In some cases prostate cancer or non-cancerous enlargement of the prostate can make urination difficult, resulting in the retention of urine in the bladder. If the bladder gets large enough, it can cause compression of the pelvic veins resulting in bilateral lower extremity and scrotal edema. These patients improve dramatically when the excess urine in the bladder is removed and the enlarged prostate is treated by surgical reduction.
Since edema of the scrotum often occurs due to a blockage at the level of either the heart or the liver or the draining lymphatics or veins, application of compression of the scrotum will not fix the underlying problem and may result in worse edema. The scrotum has a limited blood supply and compression of the scrotum could further diminish that blood supply. This could potentially worsen the condition or even result in serious tissue breakdown. There are support devices to help support and cushion an enlarged scrotum. However, I do not know of any approved devices for compression of the scrotum to treat scrotal edema. I am including a figure of the anatomy of the blood flow to the testicles to make my point. The figure shows the arteries in red and the veins in blue. Please note the limited blood supply to the scrotum. Compression of an edematous scrotum may further diminish venous outflow potentially worsening the condition. In addition, the skin of the scrotum is very thin and compression could lead to skin breakdown.

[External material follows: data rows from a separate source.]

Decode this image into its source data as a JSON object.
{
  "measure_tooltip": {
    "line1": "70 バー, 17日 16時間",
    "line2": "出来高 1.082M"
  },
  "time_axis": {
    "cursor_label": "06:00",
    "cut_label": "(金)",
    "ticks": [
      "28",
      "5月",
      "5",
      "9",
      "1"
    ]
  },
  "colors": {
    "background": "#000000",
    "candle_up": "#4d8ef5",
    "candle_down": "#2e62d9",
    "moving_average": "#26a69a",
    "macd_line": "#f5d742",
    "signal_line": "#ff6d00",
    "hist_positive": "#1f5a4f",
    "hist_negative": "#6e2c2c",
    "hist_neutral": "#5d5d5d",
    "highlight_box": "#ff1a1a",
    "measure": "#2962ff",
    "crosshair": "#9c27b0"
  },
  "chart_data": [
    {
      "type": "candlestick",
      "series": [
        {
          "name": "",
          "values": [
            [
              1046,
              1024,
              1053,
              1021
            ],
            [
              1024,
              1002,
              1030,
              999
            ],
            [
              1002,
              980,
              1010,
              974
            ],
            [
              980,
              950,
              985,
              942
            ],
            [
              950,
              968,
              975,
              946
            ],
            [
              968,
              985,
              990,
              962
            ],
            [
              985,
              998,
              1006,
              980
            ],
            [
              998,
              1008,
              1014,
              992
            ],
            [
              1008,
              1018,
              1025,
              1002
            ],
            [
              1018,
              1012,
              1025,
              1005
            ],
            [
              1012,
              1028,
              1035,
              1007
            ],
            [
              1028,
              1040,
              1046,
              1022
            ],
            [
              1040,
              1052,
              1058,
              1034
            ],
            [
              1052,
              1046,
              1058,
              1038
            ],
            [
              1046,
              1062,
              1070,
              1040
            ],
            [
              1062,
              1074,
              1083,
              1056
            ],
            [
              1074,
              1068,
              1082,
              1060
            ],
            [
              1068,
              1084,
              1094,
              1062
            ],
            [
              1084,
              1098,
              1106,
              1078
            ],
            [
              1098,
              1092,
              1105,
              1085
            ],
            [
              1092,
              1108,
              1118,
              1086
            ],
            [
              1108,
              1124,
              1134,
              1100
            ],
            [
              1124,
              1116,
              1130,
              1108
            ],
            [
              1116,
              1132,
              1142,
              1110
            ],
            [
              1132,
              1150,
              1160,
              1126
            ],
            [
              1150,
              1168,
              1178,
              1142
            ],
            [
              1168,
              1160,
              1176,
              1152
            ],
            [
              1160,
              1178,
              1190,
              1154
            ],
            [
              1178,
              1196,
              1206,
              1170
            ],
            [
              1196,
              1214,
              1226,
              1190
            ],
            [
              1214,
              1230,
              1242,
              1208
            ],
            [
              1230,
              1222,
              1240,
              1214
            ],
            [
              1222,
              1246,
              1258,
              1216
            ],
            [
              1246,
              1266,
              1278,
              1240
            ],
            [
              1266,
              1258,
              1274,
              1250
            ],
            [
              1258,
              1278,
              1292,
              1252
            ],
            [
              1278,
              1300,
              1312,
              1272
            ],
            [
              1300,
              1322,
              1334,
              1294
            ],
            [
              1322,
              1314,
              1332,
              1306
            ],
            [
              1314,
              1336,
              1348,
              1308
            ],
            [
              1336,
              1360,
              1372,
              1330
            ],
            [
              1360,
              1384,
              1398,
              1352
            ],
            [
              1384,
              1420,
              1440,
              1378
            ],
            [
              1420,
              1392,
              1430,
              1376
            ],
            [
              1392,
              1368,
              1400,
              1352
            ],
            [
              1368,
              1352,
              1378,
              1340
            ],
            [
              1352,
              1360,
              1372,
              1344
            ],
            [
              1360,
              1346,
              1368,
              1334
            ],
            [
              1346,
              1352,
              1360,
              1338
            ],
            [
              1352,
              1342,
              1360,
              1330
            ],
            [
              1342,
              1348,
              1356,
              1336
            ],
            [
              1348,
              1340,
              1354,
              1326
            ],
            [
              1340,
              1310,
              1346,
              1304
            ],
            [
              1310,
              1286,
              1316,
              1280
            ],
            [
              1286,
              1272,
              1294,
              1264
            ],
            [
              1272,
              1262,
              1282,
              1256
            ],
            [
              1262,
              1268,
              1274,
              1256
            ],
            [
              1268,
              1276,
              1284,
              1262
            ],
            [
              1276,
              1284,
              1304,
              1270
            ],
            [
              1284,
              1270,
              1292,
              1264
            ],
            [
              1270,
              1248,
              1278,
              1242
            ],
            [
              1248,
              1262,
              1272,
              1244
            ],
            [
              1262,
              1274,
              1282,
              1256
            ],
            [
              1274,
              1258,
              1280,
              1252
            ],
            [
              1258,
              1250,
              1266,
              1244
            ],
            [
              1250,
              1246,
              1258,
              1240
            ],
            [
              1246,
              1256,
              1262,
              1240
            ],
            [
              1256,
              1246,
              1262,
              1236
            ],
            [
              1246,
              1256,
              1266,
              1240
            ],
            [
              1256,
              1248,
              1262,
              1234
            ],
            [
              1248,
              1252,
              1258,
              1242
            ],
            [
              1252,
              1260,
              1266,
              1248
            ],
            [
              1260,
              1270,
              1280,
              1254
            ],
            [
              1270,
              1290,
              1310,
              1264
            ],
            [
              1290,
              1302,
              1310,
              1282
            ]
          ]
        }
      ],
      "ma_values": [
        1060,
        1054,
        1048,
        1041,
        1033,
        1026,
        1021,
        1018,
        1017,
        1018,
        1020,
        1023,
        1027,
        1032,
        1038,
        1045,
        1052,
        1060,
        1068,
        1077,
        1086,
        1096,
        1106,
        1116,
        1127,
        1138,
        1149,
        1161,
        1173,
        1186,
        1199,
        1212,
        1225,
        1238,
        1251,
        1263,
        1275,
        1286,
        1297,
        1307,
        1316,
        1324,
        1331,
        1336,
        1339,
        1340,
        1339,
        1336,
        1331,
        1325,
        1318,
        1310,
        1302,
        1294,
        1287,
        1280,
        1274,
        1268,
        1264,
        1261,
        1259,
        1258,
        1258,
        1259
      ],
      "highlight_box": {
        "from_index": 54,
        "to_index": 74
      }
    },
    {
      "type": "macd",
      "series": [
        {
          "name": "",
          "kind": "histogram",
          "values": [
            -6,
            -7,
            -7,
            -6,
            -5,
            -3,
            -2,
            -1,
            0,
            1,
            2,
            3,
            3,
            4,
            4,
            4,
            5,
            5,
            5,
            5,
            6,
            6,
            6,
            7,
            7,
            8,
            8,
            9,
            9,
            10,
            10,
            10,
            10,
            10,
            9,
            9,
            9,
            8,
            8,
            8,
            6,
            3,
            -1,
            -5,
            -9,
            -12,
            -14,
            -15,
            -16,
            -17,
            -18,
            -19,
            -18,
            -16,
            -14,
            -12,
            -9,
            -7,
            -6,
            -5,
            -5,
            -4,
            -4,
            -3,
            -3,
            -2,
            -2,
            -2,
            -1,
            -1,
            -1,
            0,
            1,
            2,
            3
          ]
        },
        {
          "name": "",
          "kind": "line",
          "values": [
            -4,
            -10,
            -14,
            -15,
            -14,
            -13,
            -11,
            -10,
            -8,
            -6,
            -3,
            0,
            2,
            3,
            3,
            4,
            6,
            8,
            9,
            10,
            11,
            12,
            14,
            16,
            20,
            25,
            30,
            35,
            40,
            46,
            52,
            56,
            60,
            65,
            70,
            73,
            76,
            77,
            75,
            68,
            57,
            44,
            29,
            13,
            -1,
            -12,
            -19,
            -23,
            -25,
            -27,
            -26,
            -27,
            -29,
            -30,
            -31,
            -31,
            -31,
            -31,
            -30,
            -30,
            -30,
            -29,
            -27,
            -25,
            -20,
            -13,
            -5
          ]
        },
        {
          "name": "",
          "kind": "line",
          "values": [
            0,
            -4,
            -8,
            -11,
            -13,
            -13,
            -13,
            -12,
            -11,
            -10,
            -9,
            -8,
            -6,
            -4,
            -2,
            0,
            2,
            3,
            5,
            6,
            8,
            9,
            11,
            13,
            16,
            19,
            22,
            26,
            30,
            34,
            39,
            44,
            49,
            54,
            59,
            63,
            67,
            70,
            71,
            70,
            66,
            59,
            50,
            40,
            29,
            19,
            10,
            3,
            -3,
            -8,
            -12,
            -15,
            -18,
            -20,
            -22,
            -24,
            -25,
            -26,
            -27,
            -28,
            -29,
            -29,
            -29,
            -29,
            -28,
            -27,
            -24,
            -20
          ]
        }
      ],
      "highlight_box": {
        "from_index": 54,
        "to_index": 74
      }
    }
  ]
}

This could lead to further serious complications including infection and tissue necrosis.
As I have pointed out, scrotal edema can be due to any number of causes including heart or liver failure, cancer compressing the pelvic veins or lymphatics or even enlargement of the prostate resulting in bladder distention. The proper treatment will require a full evaluation by your doctor and management of the underlying cause of the edema. Support by soft foam pads can be helpful and provide comfort to the patient while the underlying problems are being treated.